Exploratory and confirmatory neurocognitive modeling with latent variables
| Agency | National Science Foundation |
| Panel | Methods, Measurement, and Statistics |
| Location | University of California, Irvine |
| Start date | June 2021 |
| End date | May 2025 |
| Budget | $ 349,551.00 |
| Agency code | 2051186 |
| Lead | Joachim Vandekerckhove |
| Other | Ramesh Srinivasan |
| Project text | pn-2051186.pdf |
Abstract
This research project will improve methods for analyzing brain and behavior measurements. Existing methods for combining multiple sources of brain data are limited. They cannot take advantage of the joint measurement of different kinds of brain activity to predict behavior. This project will combine multiple recent developments in mathematical psychology and cognitive neuroscience to arrive at a powerful new data analysis method that can process many sources of data at once. The methods to be developed will identify the shared and unique contributions of brain regions to behavior and can be used to discover new functions of brain regions.
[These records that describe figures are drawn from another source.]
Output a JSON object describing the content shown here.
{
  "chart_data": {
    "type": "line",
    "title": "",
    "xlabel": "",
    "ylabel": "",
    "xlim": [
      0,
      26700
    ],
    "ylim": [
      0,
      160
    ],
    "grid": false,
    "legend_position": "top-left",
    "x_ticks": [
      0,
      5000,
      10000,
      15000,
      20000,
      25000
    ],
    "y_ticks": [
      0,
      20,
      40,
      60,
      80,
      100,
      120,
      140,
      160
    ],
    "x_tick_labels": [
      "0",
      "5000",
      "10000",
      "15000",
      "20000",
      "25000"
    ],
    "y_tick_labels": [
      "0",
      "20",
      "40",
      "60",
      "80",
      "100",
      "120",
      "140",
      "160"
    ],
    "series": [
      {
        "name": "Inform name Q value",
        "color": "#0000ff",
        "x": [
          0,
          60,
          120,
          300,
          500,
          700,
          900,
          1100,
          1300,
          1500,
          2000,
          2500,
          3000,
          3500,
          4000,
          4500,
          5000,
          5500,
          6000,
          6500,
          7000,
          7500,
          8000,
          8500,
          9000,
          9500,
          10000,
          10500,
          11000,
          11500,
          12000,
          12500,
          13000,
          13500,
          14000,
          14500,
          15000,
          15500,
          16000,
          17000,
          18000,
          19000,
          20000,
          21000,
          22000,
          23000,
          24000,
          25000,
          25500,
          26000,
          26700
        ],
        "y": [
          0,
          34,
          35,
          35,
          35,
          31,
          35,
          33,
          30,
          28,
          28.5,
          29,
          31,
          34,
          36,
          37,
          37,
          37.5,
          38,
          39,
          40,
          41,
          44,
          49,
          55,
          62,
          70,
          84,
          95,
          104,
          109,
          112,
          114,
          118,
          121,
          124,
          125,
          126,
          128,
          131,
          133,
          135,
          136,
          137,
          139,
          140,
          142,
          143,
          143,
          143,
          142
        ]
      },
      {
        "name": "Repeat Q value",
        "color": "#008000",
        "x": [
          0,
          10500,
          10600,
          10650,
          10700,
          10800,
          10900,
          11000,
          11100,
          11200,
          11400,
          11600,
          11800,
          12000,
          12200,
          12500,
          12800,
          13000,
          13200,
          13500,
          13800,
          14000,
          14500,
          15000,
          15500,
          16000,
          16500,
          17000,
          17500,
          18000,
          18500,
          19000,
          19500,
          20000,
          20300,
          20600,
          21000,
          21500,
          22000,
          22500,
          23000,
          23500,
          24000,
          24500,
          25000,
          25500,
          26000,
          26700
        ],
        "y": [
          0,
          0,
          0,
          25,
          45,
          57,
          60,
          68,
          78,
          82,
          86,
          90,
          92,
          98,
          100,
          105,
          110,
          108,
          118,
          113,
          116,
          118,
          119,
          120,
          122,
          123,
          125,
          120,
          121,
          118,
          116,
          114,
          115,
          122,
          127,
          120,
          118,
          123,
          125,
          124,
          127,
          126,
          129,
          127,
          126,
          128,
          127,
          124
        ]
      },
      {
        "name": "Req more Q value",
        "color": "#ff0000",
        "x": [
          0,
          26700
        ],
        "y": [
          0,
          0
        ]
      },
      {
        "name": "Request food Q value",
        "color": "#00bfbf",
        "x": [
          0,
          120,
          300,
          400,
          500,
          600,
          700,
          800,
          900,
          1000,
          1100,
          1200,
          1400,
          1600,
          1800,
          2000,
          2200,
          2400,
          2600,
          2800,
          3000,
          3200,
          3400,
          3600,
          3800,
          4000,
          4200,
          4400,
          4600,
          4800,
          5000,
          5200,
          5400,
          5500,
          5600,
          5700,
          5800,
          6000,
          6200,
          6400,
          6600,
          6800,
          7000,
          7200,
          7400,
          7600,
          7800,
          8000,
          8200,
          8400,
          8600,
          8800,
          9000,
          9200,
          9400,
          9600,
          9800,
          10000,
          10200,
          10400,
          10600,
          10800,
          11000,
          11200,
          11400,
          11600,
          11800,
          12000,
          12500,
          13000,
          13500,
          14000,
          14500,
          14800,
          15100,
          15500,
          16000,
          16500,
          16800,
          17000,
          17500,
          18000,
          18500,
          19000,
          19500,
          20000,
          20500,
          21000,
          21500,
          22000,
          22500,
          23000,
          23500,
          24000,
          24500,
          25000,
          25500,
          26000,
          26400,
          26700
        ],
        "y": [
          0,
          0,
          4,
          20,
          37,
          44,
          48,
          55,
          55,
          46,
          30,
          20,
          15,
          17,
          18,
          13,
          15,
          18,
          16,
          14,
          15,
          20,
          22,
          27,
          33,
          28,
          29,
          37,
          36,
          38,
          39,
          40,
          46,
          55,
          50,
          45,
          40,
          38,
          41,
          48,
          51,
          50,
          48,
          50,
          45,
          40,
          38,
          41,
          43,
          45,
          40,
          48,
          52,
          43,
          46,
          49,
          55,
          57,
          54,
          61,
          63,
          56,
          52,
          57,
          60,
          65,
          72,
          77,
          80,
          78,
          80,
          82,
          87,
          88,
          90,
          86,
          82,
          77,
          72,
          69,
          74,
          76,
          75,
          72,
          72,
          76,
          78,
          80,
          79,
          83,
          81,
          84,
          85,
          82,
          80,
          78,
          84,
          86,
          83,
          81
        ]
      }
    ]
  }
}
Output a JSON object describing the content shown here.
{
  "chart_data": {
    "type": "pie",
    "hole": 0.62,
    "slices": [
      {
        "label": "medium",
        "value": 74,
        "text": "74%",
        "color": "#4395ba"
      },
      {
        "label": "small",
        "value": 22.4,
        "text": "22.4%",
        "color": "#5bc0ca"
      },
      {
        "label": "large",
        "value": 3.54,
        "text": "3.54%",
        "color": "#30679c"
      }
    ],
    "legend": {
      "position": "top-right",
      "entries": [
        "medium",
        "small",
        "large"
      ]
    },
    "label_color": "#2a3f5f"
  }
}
Broader use of these methods also will facilitate theory-building in cognitive (neuro)science. The project will involve early-career scientists who will receive training in neuroscience or cognitive science. The investigators will document their modeling techniques as part of a series of publicly available video lectures. The project also will develop a large code base and user-friendly software, thus contributing to the global research and education infrastructure.
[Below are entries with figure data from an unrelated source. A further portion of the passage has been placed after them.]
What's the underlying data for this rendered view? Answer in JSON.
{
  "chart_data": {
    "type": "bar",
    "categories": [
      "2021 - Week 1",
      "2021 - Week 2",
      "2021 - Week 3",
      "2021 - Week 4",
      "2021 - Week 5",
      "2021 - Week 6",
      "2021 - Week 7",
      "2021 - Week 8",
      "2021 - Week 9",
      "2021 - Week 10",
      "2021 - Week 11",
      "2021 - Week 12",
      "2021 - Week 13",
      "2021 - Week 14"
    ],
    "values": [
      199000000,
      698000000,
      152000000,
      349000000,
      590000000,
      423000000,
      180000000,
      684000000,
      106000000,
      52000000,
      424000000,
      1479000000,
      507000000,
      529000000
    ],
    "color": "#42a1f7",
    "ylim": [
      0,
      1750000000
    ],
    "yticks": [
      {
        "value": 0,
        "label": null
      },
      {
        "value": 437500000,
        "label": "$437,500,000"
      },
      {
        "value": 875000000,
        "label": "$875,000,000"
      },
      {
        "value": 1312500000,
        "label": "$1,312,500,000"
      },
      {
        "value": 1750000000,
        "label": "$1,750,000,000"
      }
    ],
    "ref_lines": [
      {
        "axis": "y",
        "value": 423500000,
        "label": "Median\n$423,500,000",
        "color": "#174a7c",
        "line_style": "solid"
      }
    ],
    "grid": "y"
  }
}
This project will combine recent developments in mathematical psychology (Bayesian latent variable modeling with cognitive models) and cognitive neuroscience (modeling of neurocognitive relationships) to develop new methods for analyzing brain data. Current approaches to brain-data analysis emphasize looking for separate relationships between individual physiological measures and behavior. Direct analysis of the relationship between different types of physiological measures usually does not involve behavioral data. Identification of the processes that give rise to patterns in different measures is carried out without direct links to behavior. However, multiple neuroimaging techniques can provide common underlying information that informs cognitive models of human behavior as well as the physical location of the ongoing processes. For instance, both fMRI and EEG are driven, at least in part, by the same underlying neural processes. At the same time, each technique also contains unique information, so that some cognitive processes underlying human behavior can potentially only be informed by specific techniques or combinations thereof. This project will make it possible to translate such theories about these complex relationships into principled statistical models whose predictions and assumptions can be put to the empirical test. The new methods will be applied to archival data sets, thus contributing to generalizable knowledge in a way that is cost-effective and ethical.